Tara Erwin with Fifteen agency in Buffalo, N.Y., approaches every new relationship with two time-honored credos: the Golden Rule and that honesty is the best policy.
She shuns “glittering generalities” and unrealistic notions: “If their goal is to get on ‘Today,’ I tell them that, like an actor in a community theater production likely won’t fly off to make a big-budget Hollywood film as their next project, our first pitching opportunity probably won’t result in national exposure.”
PR is usually a gradual progression in which companies build momentum from, say, an earned article in their local daily paper and then working up the ladder.
Symbiotic communication and responsiveness remain paramount to contractual relationships.
Jennifer Thomas with Beauty Results PR in Fort Myers, Florida, swears that open dialogue best determines the outlets she targets and the messages that will resonate with them.
“I find that the big outlets in any industry are still the benchmark of success, like O, The Oprah Magazine, Forbes and Fast Company,” Thomas says. “Clients do need help in understanding how important bloggers, online publications and influencers are in PR outreach now as well.”
She works with customers at the beginning of each month to identify pitch content for use in the short-term and for long-lead media opportunities. “I realize they are busy with their other responsibilities, but when Fast Company has a deadline of tomorrow at 5 p.m., you have to meet it,” she adds. “Responsiveness is critical in delivering results.”

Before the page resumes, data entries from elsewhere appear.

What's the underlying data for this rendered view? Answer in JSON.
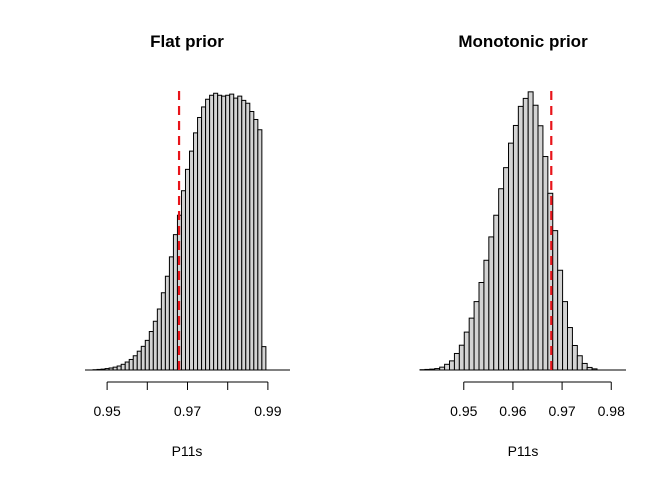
{
  "chart_data": [
    {
      "type": "histogram",
      "title": "Flat prior",
      "xlabel": "P11s",
      "ylabel": "",
      "xlim": [
        0.9445,
        0.9955
      ],
      "ylim": [
        0,
        1
      ],
      "bin_start": 0.9465,
      "bin_width": 0.001,
      "values": [
        0.001,
        0.002,
        0.003,
        0.005,
        0.007,
        0.01,
        0.014,
        0.02,
        0.028,
        0.037,
        0.05,
        0.066,
        0.083,
        0.104,
        0.135,
        0.171,
        0.214,
        0.271,
        0.329,
        0.397,
        0.475,
        0.543,
        0.629,
        0.704,
        0.768,
        0.832,
        0.886,
        0.923,
        0.95,
        0.964,
        0.971,
        0.964,
        0.961,
        0.964,
        0.968,
        0.954,
        0.961,
        0.946,
        0.936,
        0.907,
        0.879,
        0.843,
        0.082
      ],
      "ticks": [
        0.95,
        0.96,
        0.97,
        0.98,
        0.99
      ],
      "tick_labels": [
        "0.95",
        "",
        "0.97",
        "",
        "0.99"
      ],
      "reference_line": {
        "x": 0.9679,
        "color": "#e8141a"
      },
      "grid": false
    },
    {
      "type": "histogram",
      "title": "Monotonic prior",
      "xlabel": "P11s",
      "ylabel": "",
      "xlim": [
        0.9413,
        0.983
      ],
      "ylim": [
        0,
        1
      ],
      "bin_start": 0.9411,
      "bin_width": 0.001,
      "values": [
        0.001,
        0.002,
        0.003,
        0.005,
        0.01,
        0.02,
        0.032,
        0.058,
        0.087,
        0.133,
        0.182,
        0.24,
        0.307,
        0.385,
        0.467,
        0.543,
        0.636,
        0.71,
        0.796,
        0.858,
        0.925,
        0.953,
        0.976,
        0.929,
        0.857,
        0.749,
        0.62,
        0.489,
        0.35,
        0.24,
        0.149,
        0.086,
        0.05,
        0.023,
        0.009,
        0.004
      ],
      "ticks": [
        0.95,
        0.96,
        0.97,
        0.98
      ],
      "tick_labels": [
        "0.95",
        "0.96",
        "0.97",
        "0.98"
      ],
      "reference_line": {
        "x": 0.9678,
        "color": "#e8141a"
      },
      "grid": false
    }
  ]
}
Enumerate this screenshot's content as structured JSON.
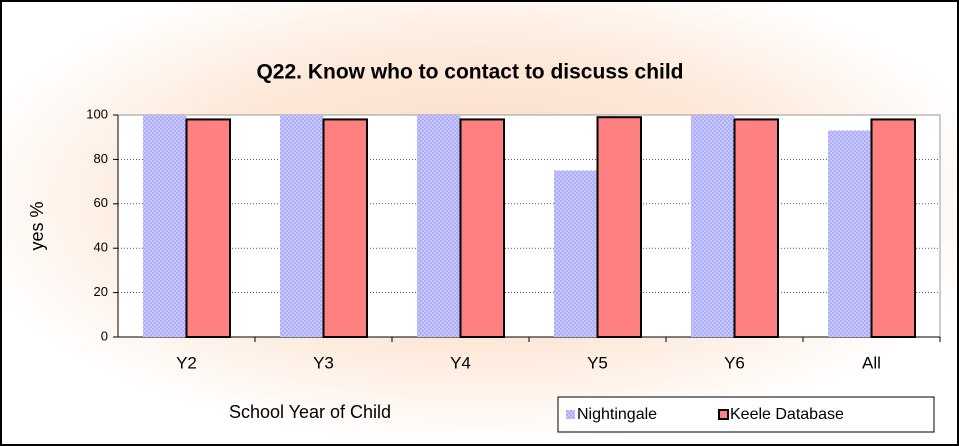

She instructs them to internalize the deadline process so that if a holiday gift guide will circulate in November, they start working on cultivating relationships in June as opposed to September.
The client perspective
Bart Zoni, chief marketing officer with a skin care company in New Jersey, conveys his frustration in not knowing what he wanted from a PR agency.
“As a client, nothing is worse to hear than, ‘If you don’t know what you want, we can’t help you,’” Zoni says. “We want a partner who can ask the right questions, probe effectively and help us think very clearly about a strategy.”
He appreciates the instinct of PR firms to make their clientele happy, but he wants his agency to tell him “no” from time to time.
“By saying ‘no’ the right way, you will make us happier in the long run,” he says. “By the ‘right way,’ I mean clearly explaining why my expectations might not be reasonable and offering clear and concrete alternatives.”
Zoni advises agencies to skip the fluff and, instead, to honestly communicate triumphs and failures. He knows when monthly reports inflate small wins and downplay big losses. He understands that some months will yield extraordinary returns and others will crawl by.
Jamerson never dropped her new client after his aspirations did not quite work in the real world. Instead, she trained him and created a new strategy that included more controlled options such as op-eds, blog posts, social media, emails, press releases and videos.
“He wasn't thrilled,” she says, “but he knew from that moment that we had his best interest at heart and that he was gaining the training that he desperately needed.”
Dave Yonkman is the former Washington correspondent for Newsmax Media, Capitol Hill communications director and the founding principal of DYS Media.